Analyse

Emmanuel Macron, ni libéral, ni «hollandiste»

Les propositions présidentielles de l’ancien ministre français de l’économie conservent à l’Etat une place centrale. Ses différences avec le candidat Hollande de 2012 sont néanmoins importantes

Emmanuel Macron est-il, en matière de programme économique, l’héritier de François Hollande? Même s’il a déclaré, jeudi, «assumer une partie du bilan» du quinquennat écoulé, le candidat du mouvement «En Marche!» à la présidentielle française se différencie nettement avec l’approche du vainqueur socialiste de 2012. Sans, pour autant, lorgner trop du côté de la droite libérale. Qu’en retenir?

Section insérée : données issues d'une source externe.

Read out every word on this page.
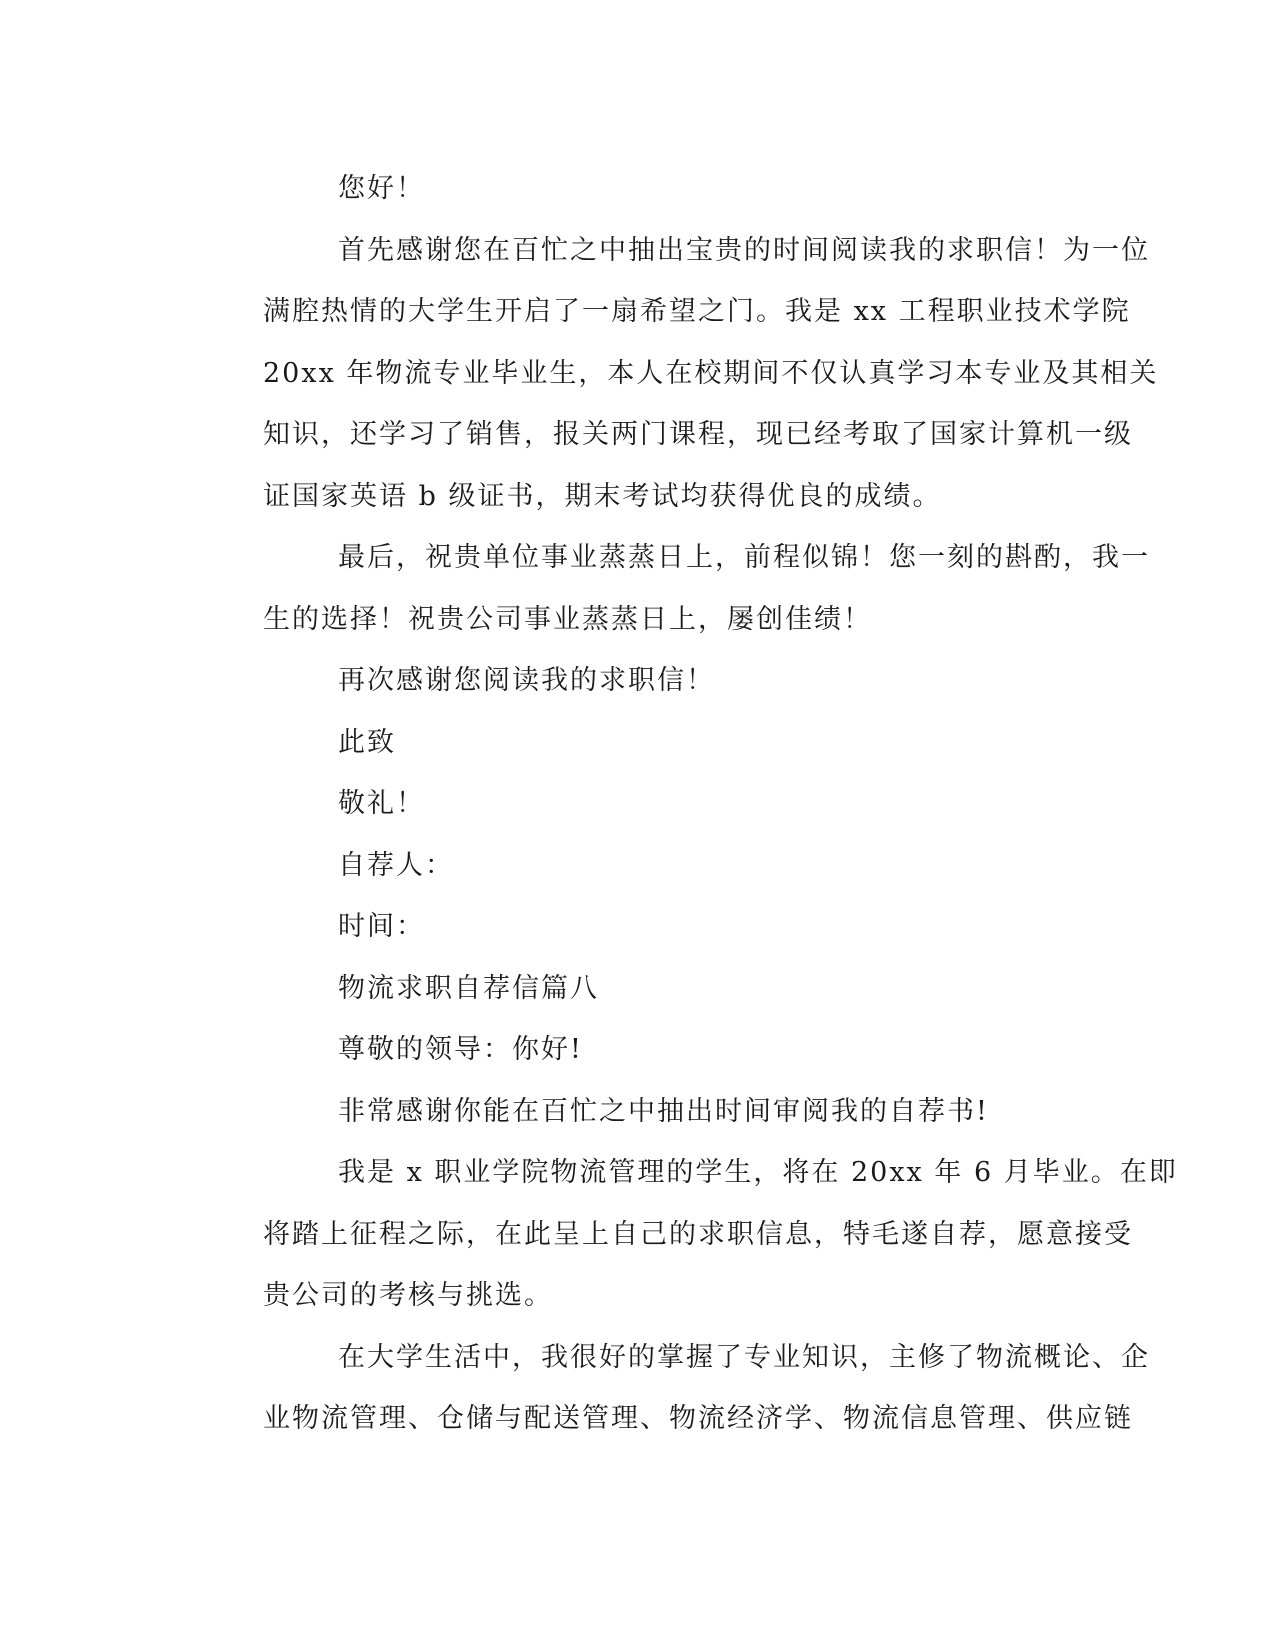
您好！
首先感谢您在百忙之中抽出宝贵的时间阅读我的求职信！为一位
满腔热情的大学生开启了一扇希望之门。我是 xx 工程职业技术学院
20xx 年物流专业毕业生，本人在校期间不仅认真学习本专业及其相关
知识，还学习了销售，报关两门课程，现已经考取了国家计算机一级
证国家英语 b 级证书，期末考试均获得优良的成绩。
最后，祝贵单位事业蒸蒸日上，前程似锦！您一刻的斟酌，我一
生的选择！祝贵公司事业蒸蒸日上，屡创佳绩！
再次感谢您阅读我的求职信！
此致
敬礼！
自荐人：
时间：
物流求职自荐信篇八
尊敬的领导：你好!
非常感谢你能在百忙之中抽出时间审阅我的自荐书!
我是 x 职业学院物流管理的学生，将在 20xx 年 6 月毕业。在即
将踏上征程之际，在此呈上自己的求职信息，特毛遂自荐，愿意接受
贵公司的考核与挑选。
在大学生活中，我很好的掌握了专业知识，主修了物流概论、企
业物流管理、仓储与配送管理、物流经济学、物流信息管理、供应链
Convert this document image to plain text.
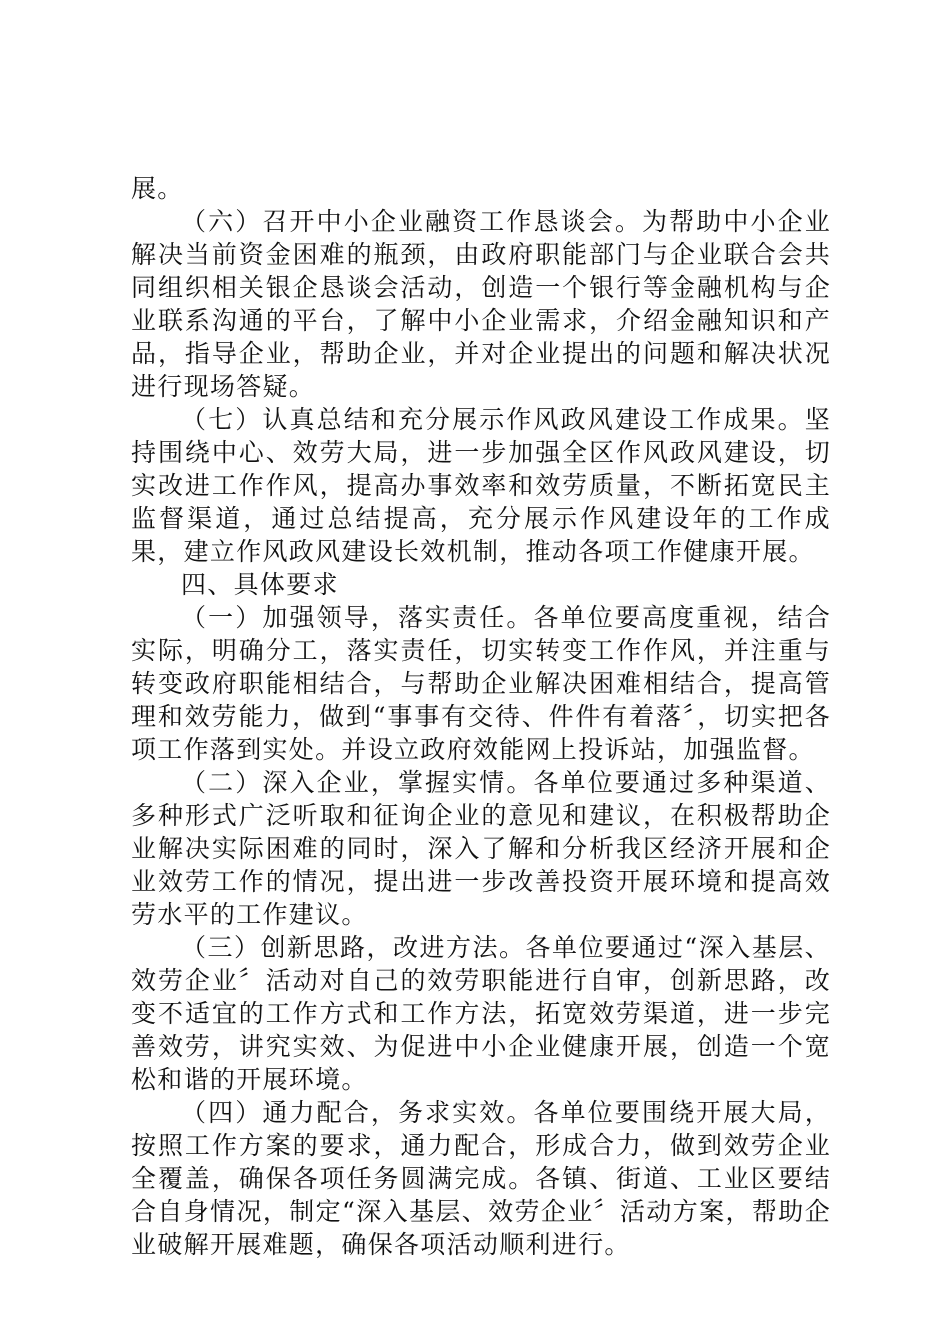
展。

（六）召开中小企业融资工作恳谈会。为帮助中小企业解决当前资金困难的瓶颈，由政府职能部门与企业联合会共同组织相关银企恳谈会活动，创造一个银行等金融机构与企业联系沟通的平台，了解中小企业需求，介绍金融知识和产品，指导企业，帮助企业，并对企业提出的问题和解决状况进行现场答疑。

（七）认真总结和充分展示作风政风建设工作成果。坚持围绕中心、效劳大局，进一步加强全区作风政风建设，切实改进工作作风，提高办事效率和效劳质量，不断拓宽民主监督渠道，通过总结提高，充分展示作风建设年的工作成果，建立作风政风建设长效机制，推动各项工作健康开展。

四、具体要求

（一）加强领导，落实责任。各单位要高度重视，结合实际，明确分工，落实责任，切实转变工作作风，并注重与转变政府职能相结合，与帮助企业解决困难相结合，提高管理和效劳能力，做到“事事有交待、件件有着落〞，切实把各项工作落到实处。并设立政府效能网上投诉站，加强监督。

（二）深入企业，掌握实情。各单位要通过多种渠道、多种形式广泛听取和征询企业的意见和建议，在积极帮助企业解决实际困难的同时，深入了解和分析我区经济开展和企业效劳工作的情况，提出进一步改善投资开展环境和提高效劳水平的工作建议。

（三）创新思路，改进方法。各单位要通过“深入基层、效劳企业〞活动对自己的效劳职能进行自审，创新思路，改变不适宜的工作方式和工作方法，拓宽效劳渠道，进一步完善效劳，讲究实效、为促进中小企业健康开展，创造一个宽松和谐的开展环境。

（四）通力配合，务求实效。各单位要围绕开展大局，按照工作方案的要求，通力配合，形成合力，做到效劳企业全覆盖，确保各项任务圆满完成。各镇、街道、工业区要结合自身情况，制定“深入基层、效劳企业〞活动方案，帮助企业破解开展难题，确保各项活动顺利进行。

1. Son programme de «transformation» prendra du temps

L’ancien ministre de l’économie mise beaucoup sur sa jeunesse (39 ans) et sur sa fine connaissance des enjeux du numérique et de la «French Tech» pour incarner le changement. Son programme en 40 fiches thématiques ne préconise toutefois aucune rupture brusque. En matière de retraites, l’intéressé entend faire ainsi «converger l’ensemble des régimes, publics et privés vers un système universel» dont la règle sera: «Cotiser un euro et recevoir les mêmes droits».

Il se refuse en revanche à annoncer le changement de l’âge de départ à la retraite à taux plein, et à envisager un allongement de la durée de cotisation (42 ans). Idem pour l’assurance-chômage: le candidat veut la faire financer à l’avenir par l’impôt et non par les cotisations sociales et la rendre plus conditionnelle. Mais il ne propose pas une dégressivité des allocations. Sachant que ces sujets devront faire l’objet de grands projets de lois, soutenus par une majorité parlementaire solide, la démarche du candidat à la présidentielle est donc très prudente.

2. Moins centré sur l’entreprise, plus ciblé sur la lutte contre les inégalités

Emmanuel Macron ne croit pas à la nécessité de tout chambouler pour renforcer l’attractivité entrepreneuriale de France. Il veut avant tout permettre à l’économie hexagonale de créer des emplois nouveaux. Les gestes envers les entreprises sont la réduction de l’impôt sur les sociétés de 33,3 à 25%, et la flexibilisation accrue du marché du travail. C’est là une différence de taille, essentielle, avec François Hollande, venu sur ce terrain timidement, à la fin de son quinquennat, après s’être fait élire contre la finance.

Emmanuel Macron propose de poursuivre l’assouplissement des 35 heures et de créer des «emplois francs», qui permettraient aux entreprises de bénéficier d’exonérations si elles embauchent des jeunes des 200 quartiers défavorisés classés «prioritaires». Sa proposition de supprimer 80% de la taxe d’habitation payée en France par tous les occupants d’un bien immobilier vise surtout à redonner de l’oxygène à la classe moyenne.

3. Un Etat capable de transformer l’économie

Pur produit de la haute administration française, passé par l’ENA et l’inspection des finances, Emmanuel Macron raisonne à partir de l’Etat. Illustration: son plan de 50 milliards d’euros d’investissements publics, dont quinze milliards seront consacrés à la transition énergétique et écologique et 15 autres millions à la formation la plus individualisée possible. Ce qui nécessitera, dans les deux cas, une capacité accrue de surveillance et d’encadrement des pouvoirs publics.

Sa proposition de supprimer 120 000 postes de fonctionnaires en cinq ans (pondérée par la création de 10 000 postes de policiers) n’est pas non plus de nature à dégraisser vraiment le mammouth étatique tricolore (la France détient le record d’emplois publics en Europe avec 5,6 millions de fonctionnaires ou assimilés).

4. La finance n’est plus l’ennemie

C’est le point essentiel qui différencie son programme de l’approche socialiste de François Hollande en 2012. A titre personnel, Emmanuel Macron a d’ailleurs répété plusieurs fois durant sa conférence de presse de jeudi qu’il était «fier» d’avoir été quatre ans banquier d’affaires chez Rotschild.

Son programme ne comporte aucune proposition de hausse d’impôts pour les ménages les plus riches, et suggère juste de poursuivre l’effort du quinquennat sortant en matière de lutte contre l’évasion fiscale. Contrairement à François Fillon, l’ancien ministre de l’économie ne veut pas supprimer l’Impôt de solidarité sur la fortune, qu’il propose de réserver seulement aux «rentes immobilières».